A Neoclassic Abode Blends East & West Coast Design


East is east and west is west,” but when an Annapolis real estate developer married a Manhattan Beach, California, stylist, their great conundrum was figuring out exactly how the “twain” should meet—at least aesthetically.

“He’s a traditionalist with East Coast taste, and she’s very California modern and glamorous,” says designer Robert Brown, who heads a namesake interiors firm with Todd Davis. For the home the couple planned to build on a prime lot overlooking the Severn River, “he was thinking timeless, stately and subdued, in keeping with the storied city’s neoclassic architecture, while she wanted an open layout, airy rooms and sleek pieces in bold hues,” Davis points out. Both wanted the house to play to the majestic riverside vistas and the way they live, which meant “no room should go unused, and there had to be lots of space for entertaining,” says the homeowner. That especially means shared meals, which is a weekly ritual for his large extended family.
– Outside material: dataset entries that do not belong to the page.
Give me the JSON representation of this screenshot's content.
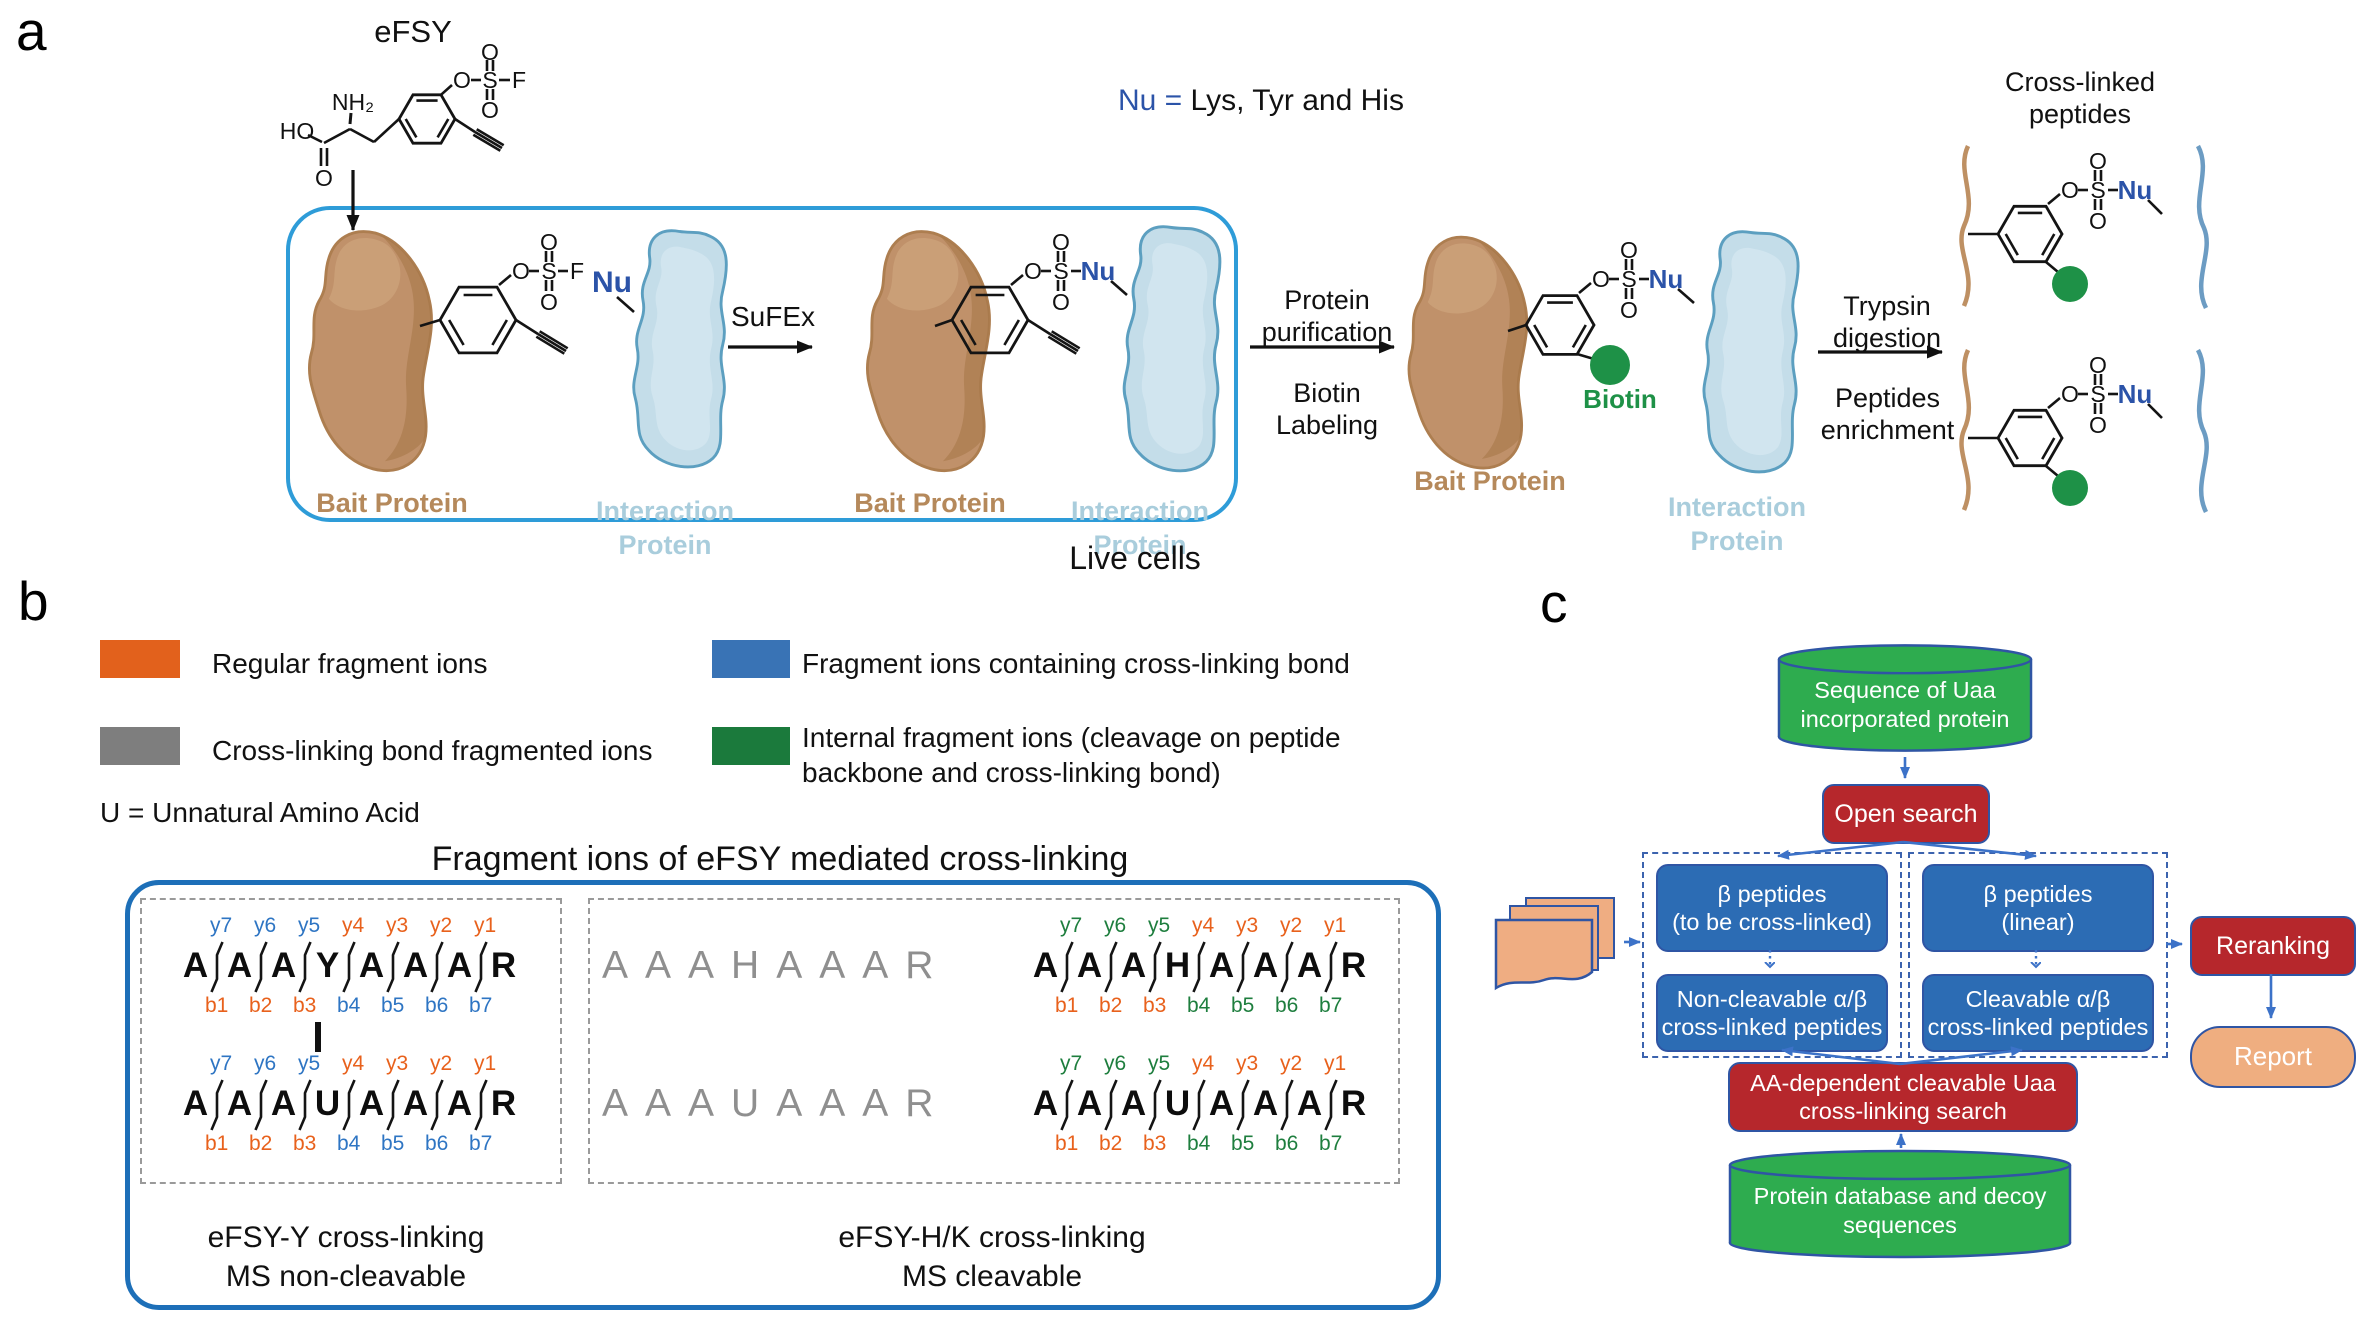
{
  "colors": {
    "ions": {
      "orange": "#E8611C",
      "blue": "#2E75C3",
      "green": "#1E7E3E",
      "gray": "#8F8F8F"
    },
    "nu_blue": "#2B53A8",
    "bait_brown": "#B5895B",
    "interaction_blue": "#A9CDDC",
    "biotin_green": "#1E9147",
    "live_cells_border": "#2E9CD8",
    "panel_b_border": "#1D6FB8",
    "flow": {
      "green": "#2EAC4F",
      "red": "#B6272C",
      "blue": "#2C6CB4",
      "peach": "#EFAE80",
      "outline": "#2F55A4",
      "arrow": "#3C72C8",
      "doc": "#EFAD82",
      "dash": "#3C63AE"
    }
  },
  "panel_a": {
    "label": "a",
    "efsy_title": "eFSY",
    "nu_prefix": "Nu =",
    "nu_rest": " Lys, Tyr and His",
    "chem": {
      "O": "O",
      "S": "S",
      "F": "F",
      "Nu": "Nu",
      "HO": "HO",
      "NH2": "NH₂"
    },
    "bait_label": "Bait Protein",
    "interaction_l1": "Interaction",
    "interaction_l2": "Protein",
    "sufex": "SuFEx",
    "live_cells": "Live cells",
    "arrow_purification_l1": "Protein",
    "arrow_purification_l2": "purification",
    "arrow_biotin_l1": "Biotin",
    "arrow_biotin_l2": "Labeling",
    "biotin": "Biotin",
    "arrow_trypsin_l1": "Trypsin",
    "arrow_trypsin_l2": "digestion",
    "arrow_peptides_l1": "Peptides",
    "arrow_peptides_l2": "enrichment",
    "crosslinked_l1": "Cross-linked",
    "crosslinked_l2": "peptides"
  },
  "panel_b": {
    "label": "b",
    "legend": [
      {
        "label": "Regular fragment ions",
        "color": "#E2611C"
      },
      {
        "label": "Fragment ions containing cross-linking bond",
        "color": "#3973B5"
      },
      {
        "label": "Cross-linking bond fragmented ions",
        "color": "#7E7E7E"
      },
      {
        "label": "Internal fragment ions (cleavage on peptide backbone and cross-linking bond)",
        "color": "#1B7A3C"
      }
    ],
    "uaa_note": "U = Unnatural Amino Acid",
    "title": "Fragment ions of eFSY mediated cross-linking",
    "left_caption_l1": "eFSY-Y cross-linking",
    "left_caption_l2": "MS non-cleavable",
    "right_caption_l1": "eFSY-H/K cross-linking",
    "right_caption_l2": "MS cleavable",
    "gray_seq_h": "AAAHAAAR",
    "gray_seq_u": "AAAUAAAR",
    "seq_y_left": {
      "residues": [
        "A",
        "A",
        "A",
        "Y",
        "A",
        "A",
        "A",
        "R"
      ],
      "y": [
        [
          "y7",
          "blue"
        ],
        [
          "y6",
          "blue"
        ],
        [
          "y5",
          "blue"
        ],
        [
          "y4",
          "orange"
        ],
        [
          "y3",
          "orange"
        ],
        [
          "y2",
          "orange"
        ],
        [
          "y1",
          "orange"
        ]
      ],
      "b": [
        [
          "b1",
          "orange"
        ],
        [
          "b2",
          "orange"
        ],
        [
          "b3",
          "orange"
        ],
        [
          "b4",
          "blue"
        ],
        [
          "b5",
          "blue"
        ],
        [
          "b6",
          "blue"
        ],
        [
          "b7",
          "blue"
        ]
      ]
    },
    "seq_u_left": {
      "residues": [
        "A",
        "A",
        "A",
        "U",
        "A",
        "A",
        "A",
        "R"
      ],
      "y": [
        [
          "y7",
          "blue"
        ],
        [
          "y6",
          "blue"
        ],
        [
          "y5",
          "blue"
        ],
        [
          "y4",
          "orange"
        ],
        [
          "y3",
          "orange"
        ],
        [
          "y2",
          "orange"
        ],
        [
          "y1",
          "orange"
        ]
      ],
      "b": [
        [
          "b1",
          "orange"
        ],
        [
          "b2",
          "orange"
        ],
        [
          "b3",
          "orange"
        ],
        [
          "b4",
          "blue"
        ],
        [
          "b5",
          "blue"
        ],
        [
          "b6",
          "blue"
        ],
        [
          "b7",
          "blue"
        ]
      ]
    },
    "seq_h_right": {
      "residues": [
        "A",
        "A",
        "A",
        "H",
        "A",
        "A",
        "A",
        "R"
      ],
      "y": [
        [
          "y7",
          "green"
        ],
        [
          "y6",
          "green"
        ],
        [
          "y5",
          "green"
        ],
        [
          "y4",
          "orange"
        ],
        [
          "y3",
          "orange"
        ],
        [
          "y2",
          "orange"
        ],
        [
          "y1",
          "orange"
        ]
      ],
      "b": [
        [
          "b1",
          "orange"
        ],
        [
          "b2",
          "orange"
        ],
        [
          "b3",
          "orange"
        ],
        [
          "b4",
          "green"
        ],
        [
          "b5",
          "green"
        ],
        [
          "b6",
          "green"
        ],
        [
          "b7",
          "green"
        ]
      ]
    },
    "seq_u_right": {
      "residues": [
        "A",
        "A",
        "A",
        "U",
        "A",
        "A",
        "A",
        "R"
      ],
      "y": [
        [
          "y7",
          "green"
        ],
        [
          "y6",
          "green"
        ],
        [
          "y5",
          "green"
        ],
        [
          "y4",
          "orange"
        ],
        [
          "y3",
          "orange"
        ],
        [
          "y2",
          "orange"
        ],
        [
          "y1",
          "orange"
        ]
      ],
      "b": [
        [
          "b1",
          "orange"
        ],
        [
          "b2",
          "orange"
        ],
        [
          "b3",
          "orange"
        ],
        [
          "b4",
          "green"
        ],
        [
          "b5",
          "green"
        ],
        [
          "b6",
          "green"
        ],
        [
          "b7",
          "green"
        ]
      ]
    }
  },
  "panel_c": {
    "label": "c",
    "db_top_l1": "Sequence of Uaa",
    "db_top_l2": "incorporated protein",
    "open_search": "Open search",
    "beta_crosslink_l1": "β peptides",
    "beta_crosslink_l2": "(to be cross-linked)",
    "beta_linear_l1": "β peptides",
    "beta_linear_l2": "(linear)",
    "noncleavable_l1": "Non-cleavable α/β",
    "noncleavable_l2": "cross-linked peptides",
    "cleavable_l1": "Cleavable α/β",
    "cleavable_l2": "cross-linked peptides",
    "aa_search_l1": "AA-dependent cleavable Uaa",
    "aa_search_l2": "cross-linking search",
    "db_bottom_l1": "Protein database and decoy",
    "db_bottom_l2": "sequences",
    "reranking": "Reranking",
    "report": "Report"
  }
}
To blend their different desires into a seamless design, they depended on their pros. “We’re firm believers that you shouldn’t try to impose your own bad design ability on the talent,” quips the homeowner, only half-joking. “We told them what we liked and they came up with all the concepts and executed them.” Indeed, using a charette, architect Michael Oxman designed the residence “literally right in front of them. It was a very interactive process,” he explains. “We sat there and discussed their wants and needs, and I drew as we talked.”

The plan features three octagonal forms, with the largest structure—a gathering room—overlooking the backyard and river. Flanking the area, wings spread out on either side to hold two large airy rooms that do double duty, one as a kitchen and family room and the other as an office and library. Both sport expansive windows and French doors to maximize water views and access the yard, where a deck, infinity pool and outdoor kitchen hold court.

To meet the challenge of dressing the spaces in a manner that would delight both husband and wife, Brown and Davis relied on a perceptively designed interior architecture program and a shrewdly chosen array of furnishings. “We realized that the most effective way to meet their needs was to make the shell neoclassic and patrician, and everything else a mix of vintage and new with a touch of moxie,” says Davis.

King-size rooms, from the octagonal gallery and gathering room beyond it to each spacious wing, were given a time-honored, elegant demeanor with exquisitely wrought Palladian architectural details such as walls encrusted with pilasters and moldings, and ceilings augmented with beams and coves. “The gallery was especially tricky, because we introduced eight massive, 24-foot-high Tuscan columns to it after the house was framed,” says builder Joseph DeCesaris. “Each one weighed over 700 pounds, which required us to add more steel and concrete to accommodate the increased load.”

Inside those hard-won spaces, an imaginative mix of furniture and textiles were used to transform the grand rooms into cozy intimate spaces rife with functional activity areas—down to the two-story gallery’s motorized chandelier that descends to hover over a dining set that comes out of storage for grand sit-down repasts.

For inspiration, “we channeled the 1960s and ’70s for a cheeky mix of streamlined pieces with dazzling detailing,” Brown explains. Spare yet muscular upholstered furnishings are invigorated by bold custom rugs that pay homage to the graphic designs of Gucci and Cartier during the ’70s, and by frothy Murano chandeliers from the same period.

Now ensconced in a home that “we both love,” the couple is “in awe of our designers,” marvels the husband. “My wife and I started out in such different places, but Rob and Todd were able to bring all of our wants, needs and dreams together under the same roof.”